Beyond trends targeted towards young adults, the uncredited usage of South Asian fashion trends persists in many of the highest rooms in the fashion world. In 2025, during Milan Fashion Week, Prada eight hundred dollar debuted open-toe, braided-leather sandals that were immediately recognized as replicas of the traditional Kolhapuri chappal — handmade footwear originating in Maharashtra and Karnataka, India. “It’s very exploitative of South Asian traditions because it doesn't allow South Asian brands to control their own product,” Taneja said. “It takes away business from artisans, and it also allows powerful companies to change the narrative around what a thing is by making lower-quality versions of a product.”

Another recent example is dupattas: long, sheer scarves used in South Asia for modesty and fashion. Dupattas gained popularity as a wedding guest style under the name of “Scandinavian” scarves. These lightweight scarves bear no clear inspiration from any warm, woolly Scandinavian styles, demonstrating a lack of care in fashion naming and the misrepresentation of not one, but two cultures by many American influencers. This “rebranding” becomes extremely problematic, as the average consumer of this content, likely unfamiliar with these styles, will unknowingly become complacent about stripping the origins of these pieces and will start referring to them by incorrect westernized names. 

Another case is the “Boho” or “Boho chic” style. It originated in the mid 2000s but faced a resurgence as a mainstream style in early 2024 following Chloé’s fashion show, which featured and has been prevalent on social media since. However, Boho’s emphasis on flowy clothing in addition to the incorporation of retro patterns, natural fabrics, open-toed sandals, and statement accessories is yet another example of Indian-derived ancient traditions being rebranded as something “hippie” or “alternative”, all the while being devoid of any credit to the culture of origin.

To be clear, it is not inherently wrong for American brands and individuals to adopt South Asian fashion influences. Fashion, like all elements of culture, is constantly evolving, and cultural exchange is inevitable in a world that’s becoming increasingly globalized. The problems only arise when that inspiration goes uncredited, as is so often the case with anything South Asian. Taneja recounted an experience where she was told she had done her henna wrong. “I was quite shocked because I obviously grew up learning and doing henna, and she had just started a little bit ago,” Taneja said. “She clearly didn’t know that I, as a South Asian girl, would likely know much more about henna than her because she probably didn’t fully understand that henna was a South Asian thing.”  

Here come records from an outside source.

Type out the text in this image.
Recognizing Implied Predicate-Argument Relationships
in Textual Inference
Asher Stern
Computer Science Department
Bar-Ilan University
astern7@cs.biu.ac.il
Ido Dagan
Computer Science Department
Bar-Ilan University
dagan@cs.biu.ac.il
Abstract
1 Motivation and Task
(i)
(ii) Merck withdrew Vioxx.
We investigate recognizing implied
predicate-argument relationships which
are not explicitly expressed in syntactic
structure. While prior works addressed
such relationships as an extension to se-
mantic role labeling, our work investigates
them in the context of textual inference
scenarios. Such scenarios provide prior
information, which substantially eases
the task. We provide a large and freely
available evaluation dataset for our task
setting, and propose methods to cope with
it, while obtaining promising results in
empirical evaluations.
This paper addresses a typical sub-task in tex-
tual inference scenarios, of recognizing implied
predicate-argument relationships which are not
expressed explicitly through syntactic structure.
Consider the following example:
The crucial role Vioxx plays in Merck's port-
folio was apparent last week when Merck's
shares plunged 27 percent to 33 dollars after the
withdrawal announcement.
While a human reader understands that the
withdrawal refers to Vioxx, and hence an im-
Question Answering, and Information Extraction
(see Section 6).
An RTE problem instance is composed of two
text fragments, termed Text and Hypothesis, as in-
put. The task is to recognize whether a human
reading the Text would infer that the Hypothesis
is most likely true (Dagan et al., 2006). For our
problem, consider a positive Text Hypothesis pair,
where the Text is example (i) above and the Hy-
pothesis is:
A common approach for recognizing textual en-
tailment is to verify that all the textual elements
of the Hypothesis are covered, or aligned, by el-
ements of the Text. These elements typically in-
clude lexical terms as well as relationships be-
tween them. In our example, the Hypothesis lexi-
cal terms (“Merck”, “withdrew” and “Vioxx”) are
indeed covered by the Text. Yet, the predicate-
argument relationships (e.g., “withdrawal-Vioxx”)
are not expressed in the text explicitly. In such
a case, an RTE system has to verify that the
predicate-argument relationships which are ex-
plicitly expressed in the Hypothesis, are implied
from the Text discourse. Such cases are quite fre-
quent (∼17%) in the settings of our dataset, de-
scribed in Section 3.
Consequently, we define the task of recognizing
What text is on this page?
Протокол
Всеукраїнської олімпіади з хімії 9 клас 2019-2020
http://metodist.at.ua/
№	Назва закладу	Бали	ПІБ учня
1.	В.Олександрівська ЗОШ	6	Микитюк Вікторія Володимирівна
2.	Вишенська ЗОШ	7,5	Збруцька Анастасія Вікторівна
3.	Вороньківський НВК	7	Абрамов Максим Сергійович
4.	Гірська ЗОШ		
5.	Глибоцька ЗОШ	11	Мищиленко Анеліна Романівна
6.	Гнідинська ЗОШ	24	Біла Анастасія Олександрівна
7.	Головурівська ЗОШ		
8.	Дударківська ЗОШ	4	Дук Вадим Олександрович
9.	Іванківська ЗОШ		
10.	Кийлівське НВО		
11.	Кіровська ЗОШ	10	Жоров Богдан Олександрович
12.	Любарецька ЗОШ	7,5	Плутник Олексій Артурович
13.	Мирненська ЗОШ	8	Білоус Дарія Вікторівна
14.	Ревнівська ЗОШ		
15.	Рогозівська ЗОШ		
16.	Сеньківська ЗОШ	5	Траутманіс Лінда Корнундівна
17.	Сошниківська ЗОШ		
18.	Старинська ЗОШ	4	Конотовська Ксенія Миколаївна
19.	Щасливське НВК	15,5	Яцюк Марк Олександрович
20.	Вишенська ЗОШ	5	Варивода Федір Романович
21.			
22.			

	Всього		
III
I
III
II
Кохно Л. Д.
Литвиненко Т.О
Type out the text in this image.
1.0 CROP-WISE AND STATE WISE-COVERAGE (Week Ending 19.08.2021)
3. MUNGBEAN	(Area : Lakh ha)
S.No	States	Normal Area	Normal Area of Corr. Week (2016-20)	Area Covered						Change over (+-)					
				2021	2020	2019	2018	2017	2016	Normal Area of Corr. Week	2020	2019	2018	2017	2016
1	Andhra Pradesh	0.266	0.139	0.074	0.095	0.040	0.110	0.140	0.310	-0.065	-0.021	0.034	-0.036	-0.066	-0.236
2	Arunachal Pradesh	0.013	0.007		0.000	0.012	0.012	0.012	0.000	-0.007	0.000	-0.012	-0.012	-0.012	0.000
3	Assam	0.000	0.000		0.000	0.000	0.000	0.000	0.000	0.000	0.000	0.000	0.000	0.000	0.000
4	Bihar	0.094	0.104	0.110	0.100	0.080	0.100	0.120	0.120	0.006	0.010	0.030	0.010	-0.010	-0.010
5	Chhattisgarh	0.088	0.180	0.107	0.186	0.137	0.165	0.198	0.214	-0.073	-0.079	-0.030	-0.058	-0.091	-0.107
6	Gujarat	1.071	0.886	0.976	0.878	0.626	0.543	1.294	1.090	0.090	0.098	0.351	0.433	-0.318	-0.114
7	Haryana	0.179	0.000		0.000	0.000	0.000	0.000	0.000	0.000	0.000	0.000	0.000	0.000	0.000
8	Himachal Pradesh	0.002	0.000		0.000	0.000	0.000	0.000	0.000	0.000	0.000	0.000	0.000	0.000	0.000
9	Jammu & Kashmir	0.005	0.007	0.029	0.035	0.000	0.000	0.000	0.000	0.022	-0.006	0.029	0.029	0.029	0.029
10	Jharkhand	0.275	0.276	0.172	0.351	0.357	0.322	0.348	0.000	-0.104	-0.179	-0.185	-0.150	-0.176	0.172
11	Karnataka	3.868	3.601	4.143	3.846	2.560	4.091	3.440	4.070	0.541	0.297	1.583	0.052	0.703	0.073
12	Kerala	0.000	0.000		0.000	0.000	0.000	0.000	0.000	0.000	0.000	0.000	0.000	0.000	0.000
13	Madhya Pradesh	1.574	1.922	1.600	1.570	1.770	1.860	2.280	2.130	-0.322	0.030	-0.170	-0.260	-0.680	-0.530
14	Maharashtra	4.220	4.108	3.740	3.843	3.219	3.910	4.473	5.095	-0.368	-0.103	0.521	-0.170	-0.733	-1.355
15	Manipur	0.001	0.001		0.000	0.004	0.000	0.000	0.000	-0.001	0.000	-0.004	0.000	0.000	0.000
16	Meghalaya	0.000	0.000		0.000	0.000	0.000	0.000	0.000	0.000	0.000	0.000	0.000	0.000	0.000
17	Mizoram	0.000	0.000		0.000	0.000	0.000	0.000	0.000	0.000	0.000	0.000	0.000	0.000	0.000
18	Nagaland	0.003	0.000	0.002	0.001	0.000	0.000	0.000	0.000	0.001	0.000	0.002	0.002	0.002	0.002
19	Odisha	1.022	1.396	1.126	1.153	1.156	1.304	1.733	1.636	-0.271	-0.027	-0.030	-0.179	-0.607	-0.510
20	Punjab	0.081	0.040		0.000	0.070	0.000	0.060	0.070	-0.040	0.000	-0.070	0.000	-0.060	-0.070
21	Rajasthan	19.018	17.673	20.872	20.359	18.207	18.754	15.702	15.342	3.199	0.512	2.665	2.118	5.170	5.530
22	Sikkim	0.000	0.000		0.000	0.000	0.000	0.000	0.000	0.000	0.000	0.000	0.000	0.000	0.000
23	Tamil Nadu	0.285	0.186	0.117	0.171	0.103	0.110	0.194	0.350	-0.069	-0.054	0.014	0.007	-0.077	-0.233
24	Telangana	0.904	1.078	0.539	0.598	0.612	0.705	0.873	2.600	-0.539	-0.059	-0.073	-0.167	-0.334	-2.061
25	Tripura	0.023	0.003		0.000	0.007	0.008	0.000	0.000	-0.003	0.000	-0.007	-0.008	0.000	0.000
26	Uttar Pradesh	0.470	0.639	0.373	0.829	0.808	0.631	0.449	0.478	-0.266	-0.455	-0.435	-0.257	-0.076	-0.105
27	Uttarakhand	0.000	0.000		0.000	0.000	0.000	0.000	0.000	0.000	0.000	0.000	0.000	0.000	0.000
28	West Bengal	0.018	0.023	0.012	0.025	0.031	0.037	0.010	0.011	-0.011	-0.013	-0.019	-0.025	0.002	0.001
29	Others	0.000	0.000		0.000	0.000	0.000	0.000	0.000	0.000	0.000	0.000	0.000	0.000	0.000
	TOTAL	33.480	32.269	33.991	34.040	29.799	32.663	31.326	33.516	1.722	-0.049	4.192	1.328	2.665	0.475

Even worse than erasure are the implications it carries. Many high-end brands treat design associated with South Asian culture as less desirable or luxurious, reflecting longstanding bigoted ideas about places like India being impoverished and underdeveloped. In contrast, these same brands celebrate and explicitly credit influences from European or East Asian cultures, marketing them as sophisticated or novel. Refusal to challenge these outdated and hateful perspectives in favor of a short-term profit is why designer brands continue to appropriate South Asian culture without any ounce of credit until they are in danger of “getting canceled.” 

“Cultural appropriation and culture appreciation are two distinct things,” Taneja said. Consumers play a role in deciding which one they support. By paying attention to where trends come from and who gets credited for them, society can push fashion towards being more respectful and inclusive.